We document a detailed guide on how we do the benchmarking, which metrics we are using, as well as some preliminary benchmark results, in this page.

DNA read simulator

In tools/short_read_simulator.h, we implement a more realistic generator of DNA reads that is used for our benchmarking. The tool is easy to use,

#include "tools/short_read_simulator.h"

int main() {
    // path to the fasta reference genome file
    std::filesystem::path genome_file = "/mnt/d/genome/Egu.v3.genome_f.fasta";

    // path to store the generated fastq file
    std::filesystem::path output_path = "/mnt/d/genome/test";

    // length of buckets, used specifically for accuracy benchmark for BucketMap
    int bucket_length = 65536;

    // length of each read
    int read_length = 300;

    // total number of reads
    int num_reads = 1000000;

    // setting error rates 
    float substitution_rate = 0.002;
    float insertion_rate = 0.00025;
    float deletion_rate = 0.00025;

    short_read_simulator sim(bucket_length, 
                             read_length, 
                             substitution_rate, 
                             insertion_rate, 
                             deletion_rate
                             );
    sim.read(genome_file);
    sim.generate_fastq_file(output_path, "sim_illumina_1M", num_reads);
}

The number of errors (substitutions and indels) are randomly generated with a Poisson distribution with mean being error_rate * read_length. Upon running the generator, 3 files will be generated in the output_path.
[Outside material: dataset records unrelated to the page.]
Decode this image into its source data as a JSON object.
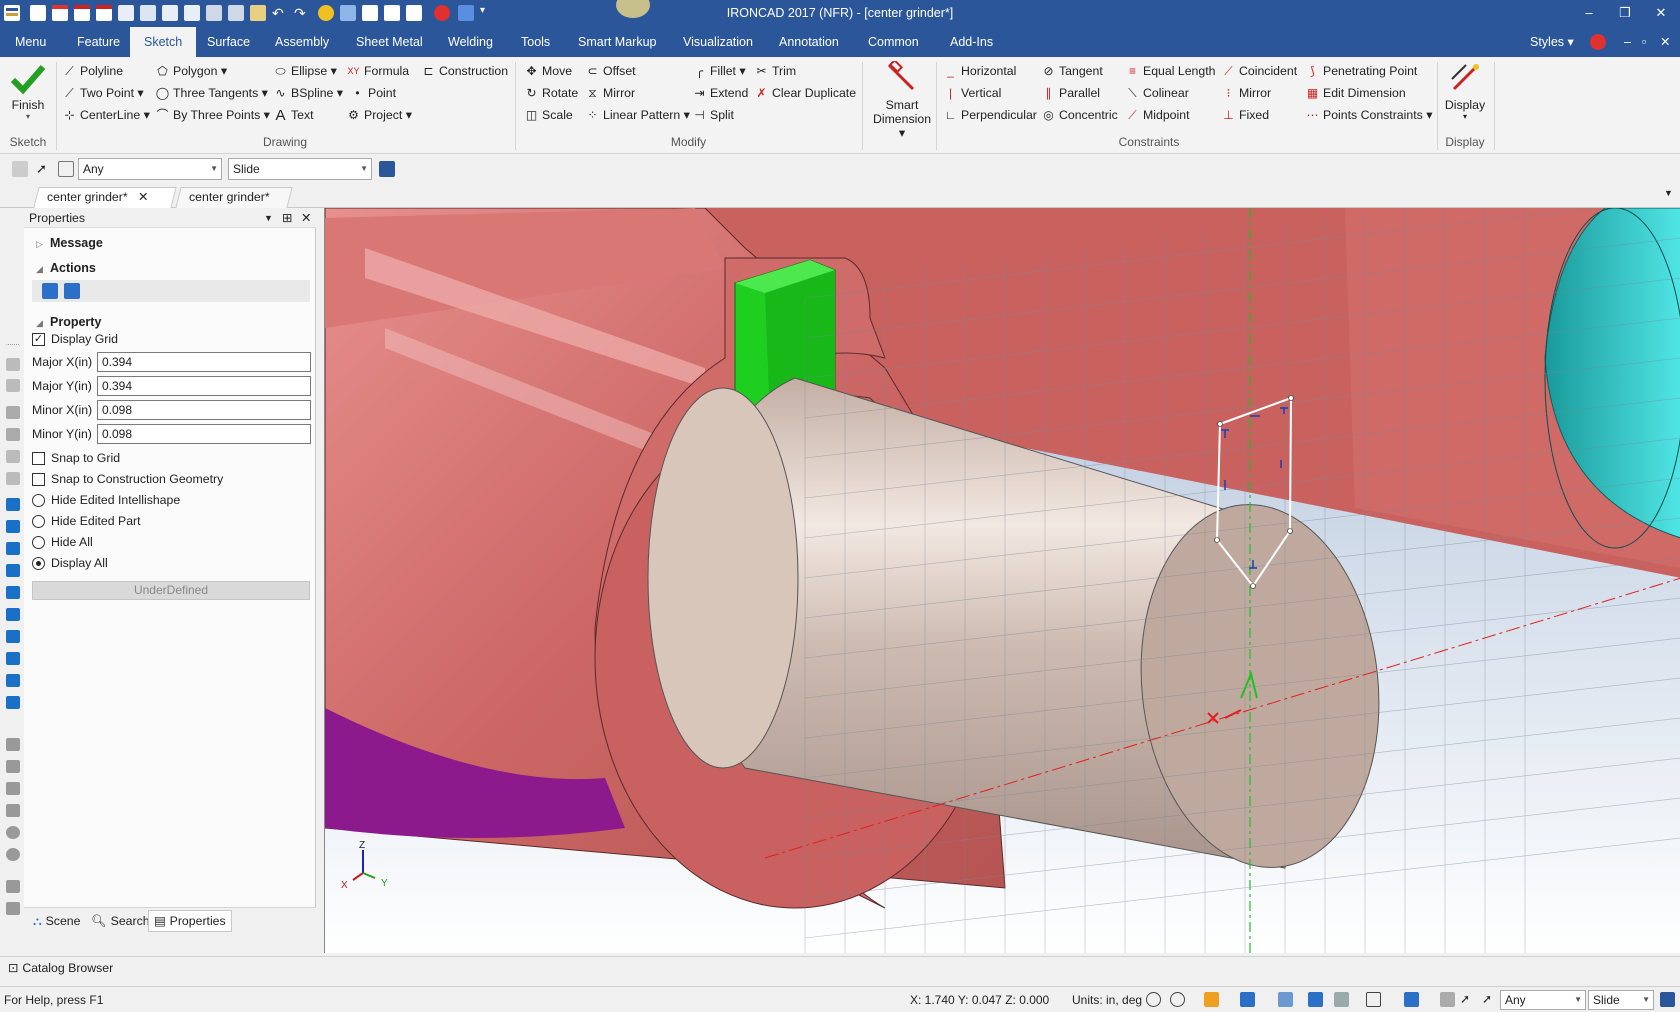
{
  "window": {
    "title": "IRONCAD 2017 (NFR) - [center grinder*]",
    "minimize": "–",
    "restore": "❐",
    "close": "✕"
  },
  "menubar": {
    "items": [
      "Menu",
      "Feature",
      "Sketch",
      "Surface",
      "Assembly",
      "Sheet Metal",
      "Welding",
      "Tools",
      "Smart Markup",
      "Visualization",
      "Annotation",
      "Common",
      "Add-Ins"
    ],
    "active": "Sketch",
    "styles": "Styles"
  },
  "ribbon": {
    "sketch_group": {
      "finish": "Finish",
      "label": "Sketch"
    },
    "drawing_group": {
      "label": "Drawing",
      "polyline": "Polyline",
      "polygon": "Polygon",
      "ellipse": "Ellipse",
      "formula": "Formula",
      "construction": "Construction",
      "two_point": "Two Point",
      "three_tangents": "Three Tangents",
      "bspline": "BSpline",
      "point": "Point",
      "centerline": "CenterLine",
      "by_three_points": "By Three Points",
      "text": "Text",
      "project": "Project"
    },
    "modify_group": {
      "label": "Modify",
      "move": "Move",
      "offset": "Offset",
      "fillet": "Fillet",
      "trim": "Trim",
      "rotate": "Rotate",
      "mirror": "Mirror",
      "extend": "Extend",
      "clear_duplicate": "Clear Duplicate",
      "scale": "Scale",
      "linear_pattern": "Linear Pattern",
      "split": "Split"
    },
    "smart_dimension": {
      "line1": "Smart",
      "line2": "Dimension"
    },
    "constraints_group": {
      "label": "Constraints",
      "horizontal": "Horizontal",
      "tangent": "Tangent",
      "equal_length": "Equal Length",
      "coincident": "Coincident",
      "penetrating_point": "Penetrating Point",
      "vertical": "Vertical",
      "parallel": "Parallel",
      "colinear": "Colinear",
      "mirror": "Mirror",
      "edit_dimension": "Edit Dimension",
      "perpendicular": "Perpendicular",
      "concentric": "Concentric",
      "midpoint": "Midpoint",
      "fixed": "Fixed",
      "points_constraints": "Points Constraints"
    },
    "display_group": {
      "button": "Display",
      "label": "Display"
    }
  },
  "toolbar2": {
    "filter_value": "Any",
    "mode_value": "Slide"
  },
  "doc_tabs": [
    "center grinder*",
    "center grinder*"
  ],
  "properties": {
    "title": "Properties",
    "message_section": "Message",
    "actions_section": "Actions",
    "property_section": "Property",
    "display_grid": "Display Grid",
    "fields": [
      {
        "label": "Major X(in)",
        "value": "0.394"
      },
      {
        "label": "Major Y(in)",
        "value": "0.394"
      },
      {
        "label": "Minor X(in)",
        "value": "0.098"
      },
      {
        "label": "Minor Y(in)",
        "value": "0.098"
      }
    ],
    "snap_to_grid": "Snap to Grid",
    "snap_to_construction": "Snap to Construction Geometry",
    "radios": [
      "Hide Edited Intellishape",
      "Hide Edited Part",
      "Hide All",
      "Display All"
    ],
    "selected_radio": "Display All",
    "status_button": "UnderDefined",
    "bottom_tabs": [
      "Scene",
      "Search",
      "Properties"
    ]
  },
  "catalog_browser": "Catalog Browser",
  "statusbar": {
    "help": "For Help, press F1",
    "coords": "X: 1.740 Y: 0.047 Z: 0.000",
    "units": "Units: in, deg",
    "filter_value": "Any",
    "mode_value": "Slide"
  },
  "axis_triad": {
    "z": "Z",
    "x": "X",
    "y": "Y"
  },
  "colors": {
    "title_bar": "#2b579a",
    "housing": "#cd6b6b",
    "shaft": "#c9b8ad",
    "key": "#1fcf1f",
    "cyan_part": "#2ed3d3",
    "purple_part": "#8c1a8c"
  }
}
1. sim_illumina_1M.fastq: the query file containing all the simulated reads.
2. sim_illumina_1M.bucket_ground_truth: specific to benchmarking the accuracy of BucketMap, where each line contains the bucket_id and offset the read comes from, as well as the ground truth CIGAR string.
3. sim_illumina_1M.bucket_ground_truth: each line contains the reference_id and offset the read comes from, as well as the ground truth CIGAR string.